时光正是清晨,东方已经露出鱼肚白,满城明亮的路灯,在曙光中渐渐显得暗淡,城市喧闹紧张的一天开始了。街道是无数高高低低的楼房山脉之间的川谷,楼房虽然有新有旧,有高有低,但面貌大体是相似的:外形像竖起的火柴盒,总是呈长方或扁方形,内部结构则像养蜂人做的蜂箱,一层迭一层,每一层,都有许多的房间,每一个房间在四面墙壁之间,都住满了人——现代都市人,但时代已不是“夜不闭户、路不拾遗”的中远古时代,几乎所有的门窗和阳台全部清一色地安上了铁栏杆,看上去像是监狱,又像是养鸟人的鸟笼,你、我、他——现代的都市居民们,便是生活在这样由四堵墙,上下两层水泥板和许多铁栅栏所构成的“鸟笼”里。赶着要去上班的男主人,正拎起包,急急忙忙出门赶车,但所有的街道总是挤满了甲壳虫式的小汽车,今天偏偏又是长时间的大堵车,看来又要迟到了,领导自己有专车,他不会迟到,所以他有权力骂人,公司近来频频出事,领导有理由脾气不好,看来挨骂在所难免,这一天又不会好过,一紧张,心脏又不舒服了……这仅仅是一个普通现代都市人最普通的一天。

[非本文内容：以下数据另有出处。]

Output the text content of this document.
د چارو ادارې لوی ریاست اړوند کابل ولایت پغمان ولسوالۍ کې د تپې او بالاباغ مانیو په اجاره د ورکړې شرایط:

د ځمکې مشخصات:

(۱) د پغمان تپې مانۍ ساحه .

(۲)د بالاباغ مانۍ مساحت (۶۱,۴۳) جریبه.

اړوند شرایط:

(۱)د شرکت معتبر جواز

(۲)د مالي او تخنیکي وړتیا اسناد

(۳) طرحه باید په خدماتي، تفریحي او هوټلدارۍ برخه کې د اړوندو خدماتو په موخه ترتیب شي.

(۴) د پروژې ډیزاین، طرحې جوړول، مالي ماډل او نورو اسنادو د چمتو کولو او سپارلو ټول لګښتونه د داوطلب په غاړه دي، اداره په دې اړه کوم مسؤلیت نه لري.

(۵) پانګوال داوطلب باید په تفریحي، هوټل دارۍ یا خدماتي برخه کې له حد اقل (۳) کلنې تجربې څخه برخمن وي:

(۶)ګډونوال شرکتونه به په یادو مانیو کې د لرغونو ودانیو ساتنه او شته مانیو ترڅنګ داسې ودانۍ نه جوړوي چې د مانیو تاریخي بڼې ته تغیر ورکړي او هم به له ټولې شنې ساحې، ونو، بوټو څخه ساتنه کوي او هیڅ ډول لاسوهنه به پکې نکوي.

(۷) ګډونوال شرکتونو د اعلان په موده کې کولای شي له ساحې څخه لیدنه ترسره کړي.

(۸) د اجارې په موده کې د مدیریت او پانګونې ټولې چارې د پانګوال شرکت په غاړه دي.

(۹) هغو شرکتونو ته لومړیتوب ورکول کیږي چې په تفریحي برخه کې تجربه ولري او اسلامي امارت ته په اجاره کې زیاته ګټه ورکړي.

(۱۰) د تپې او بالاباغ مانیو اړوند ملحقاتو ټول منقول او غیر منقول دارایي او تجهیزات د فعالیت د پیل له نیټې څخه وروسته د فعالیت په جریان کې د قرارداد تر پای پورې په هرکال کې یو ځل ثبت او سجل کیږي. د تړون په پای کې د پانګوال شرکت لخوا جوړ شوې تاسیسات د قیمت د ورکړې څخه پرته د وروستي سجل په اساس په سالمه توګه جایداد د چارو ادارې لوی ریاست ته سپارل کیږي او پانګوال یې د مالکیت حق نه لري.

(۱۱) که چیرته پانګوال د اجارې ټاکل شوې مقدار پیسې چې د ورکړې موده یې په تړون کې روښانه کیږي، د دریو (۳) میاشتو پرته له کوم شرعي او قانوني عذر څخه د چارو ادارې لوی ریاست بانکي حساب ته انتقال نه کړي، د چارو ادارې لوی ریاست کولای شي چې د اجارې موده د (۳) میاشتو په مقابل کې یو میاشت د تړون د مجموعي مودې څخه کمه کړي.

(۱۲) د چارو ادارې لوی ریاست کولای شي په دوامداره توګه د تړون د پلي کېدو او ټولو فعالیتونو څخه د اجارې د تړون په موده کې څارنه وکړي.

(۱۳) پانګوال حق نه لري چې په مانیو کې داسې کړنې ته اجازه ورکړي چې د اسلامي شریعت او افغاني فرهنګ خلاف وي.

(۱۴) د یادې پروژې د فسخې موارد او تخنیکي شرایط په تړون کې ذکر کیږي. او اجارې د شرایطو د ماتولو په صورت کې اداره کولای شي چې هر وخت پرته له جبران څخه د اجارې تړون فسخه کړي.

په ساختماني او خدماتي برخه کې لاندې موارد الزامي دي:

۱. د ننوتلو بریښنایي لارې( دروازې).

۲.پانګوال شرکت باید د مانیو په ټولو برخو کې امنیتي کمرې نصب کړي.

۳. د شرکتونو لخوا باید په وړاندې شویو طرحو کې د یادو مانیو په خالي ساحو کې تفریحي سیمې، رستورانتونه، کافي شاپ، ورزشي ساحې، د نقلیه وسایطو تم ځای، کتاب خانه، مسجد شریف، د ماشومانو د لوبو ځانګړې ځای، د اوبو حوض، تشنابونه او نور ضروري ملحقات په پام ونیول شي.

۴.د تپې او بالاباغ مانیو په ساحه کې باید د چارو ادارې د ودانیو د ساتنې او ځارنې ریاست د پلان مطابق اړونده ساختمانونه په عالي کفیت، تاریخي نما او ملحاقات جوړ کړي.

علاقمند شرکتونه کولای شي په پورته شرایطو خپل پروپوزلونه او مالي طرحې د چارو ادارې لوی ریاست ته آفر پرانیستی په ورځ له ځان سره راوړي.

快节奏高压力的生活,给所有人一重又一重的压力,在单位上不顺心,在路上、在商店里、在家庭中,积压心里的无名火,如同危险的易燃气体,偶尔一根小小的导火索,就可能引起一连串的大大小小的爆炸,这种爆炸,既炸毁了自己的身心健康,也炸毁了一个个本可以是幸福的家庭,乃至炸毁了本应该是和平宁静的社会环境……人们始终搞不清楚:“我为什么要生气?”“生气能解决什么问题?生气有什么好处?”

现代都市,人人生活得这般紧张,那般压抑,人们已经不再像是为自己活着,而是为忙碌和忙乱活着,凭着时钟的三根指针的指示活着……这一切,问题出在大家越生活越不明了:“我在做什么?”“我为什么生活?”

似乎,人和人之间缺少必要的善意……这一切,根源在于不明白“我可以做什么?”“我不可以做什么?”

人人都希望有一个和谐而幸福的家庭,一个和谐而宁静的工作单位或工作环境,但生存压力使人际的善意和耐心越来越小,每个人承受的生存压力于是越来越大,面对压力,西方科学无能为力,最新的科技电脑和网络无能为力,法律条文无能为力,而“道德法庭”纵然有,也只能判断事故发生后的是非,而不能消弭事故的原因。

那么,解决这个如同拯救地球、消除环境污染一样的宏观难题的出路在哪里呢?世界把目光转向了东方文化,转向了历久弥新的积淀深厚的中国文化。

如同环境工作者们提出“只有一个地球”一样,我们是否可以套用说:“只有一个天堂”——那就是使我们生存的每一寸空间,和每一寸空间的每一段最微小的时间,都充满和谐和快乐,而不是人人互为囚笼的地狱。这等于问:有没有办法使被污染的河水或湖水重新变得洁净呢?

我们的回答是肯定的——只要方法得当。

这“方法”之一,便是国学中的中华禅学:一种使人的生活状态和心理状态变得宁静和和谐的中国传统智慧。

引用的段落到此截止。